Nell'autunno del 2015 un piccolo e ricco comune svizzero decide di pagare 290mila franchi pur di non accogliere una decina di rifugiati sul proprio territorio. La notizia rimbalza sulle prime pagine dei quotidiani europei e la regista Sabine Gisiger decide di seguire per oltre un anno i protagonisti di questa vicenda. Presentato fuori concorso a Locarno, "Willkommen in der Schweiz" racconta di un paese diviso e della ricerca di un compromesso tipicamente elvetico: simbolo di successo per taluni e di un certo cinismo per altri.

Autunno del 2015: mentre l’Europa è confrontata con l’arrivo di un milione di migranti, e Angela Merkel spalanca le porte della Germania, in un piccolo villaggio del canton Argovia il sindaco Andreas Glarner rifiuta di accogliere una decina richiedenti l’asilo sul proprio territorio.

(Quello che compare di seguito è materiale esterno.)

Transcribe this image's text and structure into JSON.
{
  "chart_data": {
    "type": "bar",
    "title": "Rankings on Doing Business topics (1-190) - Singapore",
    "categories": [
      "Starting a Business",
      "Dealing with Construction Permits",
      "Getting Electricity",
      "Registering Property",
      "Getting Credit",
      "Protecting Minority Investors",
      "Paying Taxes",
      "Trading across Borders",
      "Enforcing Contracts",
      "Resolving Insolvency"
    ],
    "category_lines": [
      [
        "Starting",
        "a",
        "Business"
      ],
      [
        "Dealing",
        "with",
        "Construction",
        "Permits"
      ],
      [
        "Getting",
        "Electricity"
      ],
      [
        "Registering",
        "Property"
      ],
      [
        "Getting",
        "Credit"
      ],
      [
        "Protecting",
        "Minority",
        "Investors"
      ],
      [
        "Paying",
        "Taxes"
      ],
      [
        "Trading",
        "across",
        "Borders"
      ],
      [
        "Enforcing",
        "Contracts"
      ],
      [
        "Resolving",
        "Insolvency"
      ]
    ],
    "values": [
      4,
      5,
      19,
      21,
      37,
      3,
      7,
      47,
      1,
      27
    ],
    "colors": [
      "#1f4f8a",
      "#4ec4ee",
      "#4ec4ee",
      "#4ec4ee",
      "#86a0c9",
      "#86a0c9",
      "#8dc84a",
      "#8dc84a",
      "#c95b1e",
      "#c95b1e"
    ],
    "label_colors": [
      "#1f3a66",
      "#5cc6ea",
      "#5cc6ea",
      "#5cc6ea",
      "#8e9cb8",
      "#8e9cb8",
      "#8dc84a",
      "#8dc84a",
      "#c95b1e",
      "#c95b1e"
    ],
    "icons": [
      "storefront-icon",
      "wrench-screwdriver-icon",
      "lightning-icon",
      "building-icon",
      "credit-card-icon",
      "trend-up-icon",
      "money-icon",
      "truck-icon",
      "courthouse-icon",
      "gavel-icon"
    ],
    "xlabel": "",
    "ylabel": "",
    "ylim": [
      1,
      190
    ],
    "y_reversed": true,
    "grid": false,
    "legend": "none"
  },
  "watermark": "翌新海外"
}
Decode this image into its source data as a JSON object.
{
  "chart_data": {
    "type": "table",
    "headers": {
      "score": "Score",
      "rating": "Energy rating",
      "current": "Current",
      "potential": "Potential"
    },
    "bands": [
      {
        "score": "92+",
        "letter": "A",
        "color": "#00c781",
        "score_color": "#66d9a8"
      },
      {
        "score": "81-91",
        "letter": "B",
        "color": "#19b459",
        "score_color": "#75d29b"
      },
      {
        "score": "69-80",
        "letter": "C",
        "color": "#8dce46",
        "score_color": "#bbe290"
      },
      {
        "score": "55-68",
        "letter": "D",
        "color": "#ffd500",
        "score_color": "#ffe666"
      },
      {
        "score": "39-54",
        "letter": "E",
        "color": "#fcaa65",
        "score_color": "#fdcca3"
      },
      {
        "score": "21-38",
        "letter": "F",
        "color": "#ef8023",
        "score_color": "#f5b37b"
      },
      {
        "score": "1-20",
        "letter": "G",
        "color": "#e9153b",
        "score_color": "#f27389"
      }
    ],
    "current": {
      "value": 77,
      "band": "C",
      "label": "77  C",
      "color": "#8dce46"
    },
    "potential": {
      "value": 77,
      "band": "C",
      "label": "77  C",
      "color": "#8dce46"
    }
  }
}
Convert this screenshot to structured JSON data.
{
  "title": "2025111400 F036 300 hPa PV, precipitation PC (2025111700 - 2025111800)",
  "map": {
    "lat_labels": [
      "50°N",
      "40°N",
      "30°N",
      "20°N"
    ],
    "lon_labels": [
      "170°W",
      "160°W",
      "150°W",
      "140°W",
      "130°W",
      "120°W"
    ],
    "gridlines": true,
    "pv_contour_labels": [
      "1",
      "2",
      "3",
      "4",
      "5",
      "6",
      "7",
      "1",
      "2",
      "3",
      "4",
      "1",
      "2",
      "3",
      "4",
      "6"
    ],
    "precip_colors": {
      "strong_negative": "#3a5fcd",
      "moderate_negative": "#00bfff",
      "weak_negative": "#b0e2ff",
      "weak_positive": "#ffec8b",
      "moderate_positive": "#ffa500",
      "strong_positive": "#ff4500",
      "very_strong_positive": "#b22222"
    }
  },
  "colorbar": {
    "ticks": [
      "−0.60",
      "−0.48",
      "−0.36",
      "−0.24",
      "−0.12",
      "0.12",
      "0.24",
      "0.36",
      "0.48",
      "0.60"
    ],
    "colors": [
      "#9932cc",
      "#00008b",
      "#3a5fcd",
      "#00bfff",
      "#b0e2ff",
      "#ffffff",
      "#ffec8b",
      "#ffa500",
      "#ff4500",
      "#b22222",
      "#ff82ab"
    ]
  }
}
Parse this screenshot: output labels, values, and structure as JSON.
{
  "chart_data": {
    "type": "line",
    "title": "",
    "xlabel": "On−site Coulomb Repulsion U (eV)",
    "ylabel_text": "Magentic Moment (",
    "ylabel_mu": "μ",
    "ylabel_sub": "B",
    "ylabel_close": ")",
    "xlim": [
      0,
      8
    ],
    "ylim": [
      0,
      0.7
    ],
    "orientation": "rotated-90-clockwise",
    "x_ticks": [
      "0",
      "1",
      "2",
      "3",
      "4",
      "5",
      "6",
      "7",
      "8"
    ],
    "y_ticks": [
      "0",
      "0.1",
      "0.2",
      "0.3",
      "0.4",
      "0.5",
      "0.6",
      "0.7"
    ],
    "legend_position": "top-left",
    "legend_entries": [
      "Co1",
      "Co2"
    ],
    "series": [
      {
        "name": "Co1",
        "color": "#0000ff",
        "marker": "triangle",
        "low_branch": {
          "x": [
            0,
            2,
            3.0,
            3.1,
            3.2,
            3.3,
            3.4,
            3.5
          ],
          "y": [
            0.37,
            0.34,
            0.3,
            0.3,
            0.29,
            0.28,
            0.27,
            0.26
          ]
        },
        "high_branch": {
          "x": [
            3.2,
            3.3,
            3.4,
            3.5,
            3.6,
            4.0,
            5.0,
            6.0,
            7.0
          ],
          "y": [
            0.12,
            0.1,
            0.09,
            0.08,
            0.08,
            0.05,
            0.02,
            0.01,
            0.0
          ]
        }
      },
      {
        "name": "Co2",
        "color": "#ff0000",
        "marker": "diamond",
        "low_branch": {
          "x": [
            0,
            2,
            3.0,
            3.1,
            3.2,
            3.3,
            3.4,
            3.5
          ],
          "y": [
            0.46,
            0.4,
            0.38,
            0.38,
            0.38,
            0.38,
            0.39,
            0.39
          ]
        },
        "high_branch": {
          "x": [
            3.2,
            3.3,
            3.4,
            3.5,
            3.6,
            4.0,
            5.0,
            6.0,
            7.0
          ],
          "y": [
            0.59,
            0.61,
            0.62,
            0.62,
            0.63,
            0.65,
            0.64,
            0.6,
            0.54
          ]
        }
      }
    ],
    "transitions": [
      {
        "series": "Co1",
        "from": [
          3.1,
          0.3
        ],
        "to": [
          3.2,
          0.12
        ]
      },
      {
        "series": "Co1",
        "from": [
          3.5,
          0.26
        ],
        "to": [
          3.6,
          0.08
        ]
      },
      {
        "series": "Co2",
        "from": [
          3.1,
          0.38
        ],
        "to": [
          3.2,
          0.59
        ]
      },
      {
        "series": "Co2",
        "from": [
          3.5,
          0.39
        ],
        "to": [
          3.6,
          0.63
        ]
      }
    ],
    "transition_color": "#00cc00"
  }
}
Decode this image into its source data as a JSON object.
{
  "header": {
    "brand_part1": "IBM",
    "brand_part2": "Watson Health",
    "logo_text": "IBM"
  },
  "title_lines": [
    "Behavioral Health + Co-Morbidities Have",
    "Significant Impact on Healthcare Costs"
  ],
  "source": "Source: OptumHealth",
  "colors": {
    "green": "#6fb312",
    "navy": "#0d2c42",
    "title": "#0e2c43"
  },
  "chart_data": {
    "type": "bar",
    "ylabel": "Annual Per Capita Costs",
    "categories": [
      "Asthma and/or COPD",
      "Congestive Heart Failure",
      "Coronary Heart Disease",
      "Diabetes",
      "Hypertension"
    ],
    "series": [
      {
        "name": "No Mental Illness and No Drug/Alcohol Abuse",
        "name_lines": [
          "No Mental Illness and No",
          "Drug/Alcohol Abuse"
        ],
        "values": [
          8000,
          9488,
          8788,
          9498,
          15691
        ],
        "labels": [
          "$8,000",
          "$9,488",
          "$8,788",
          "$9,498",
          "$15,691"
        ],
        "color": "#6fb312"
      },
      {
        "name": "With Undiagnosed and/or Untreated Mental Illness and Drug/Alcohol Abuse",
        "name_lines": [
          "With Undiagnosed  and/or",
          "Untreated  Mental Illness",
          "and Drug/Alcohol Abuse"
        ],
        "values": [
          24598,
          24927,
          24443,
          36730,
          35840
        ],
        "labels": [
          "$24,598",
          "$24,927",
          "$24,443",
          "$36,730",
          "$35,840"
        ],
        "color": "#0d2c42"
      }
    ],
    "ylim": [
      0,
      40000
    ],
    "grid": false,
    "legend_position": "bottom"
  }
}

Esponente dell’Unione democratica di centro (UDC, destra conservatrice), Andreas Glarner è intenzionato a lanciare un messaggio: «Bisogna metter fine alla cultura dell’accoglienza e alla politica irresponsabile della Svizzera in materia di asilo», afferma il 55enne. La sua proposta? Iscrivere nel budget comunale un credito di 290mila franchi, la “multa” che il comune di Oberwil-Lieli dovrebbe pagare per non adempiere al suo dovere.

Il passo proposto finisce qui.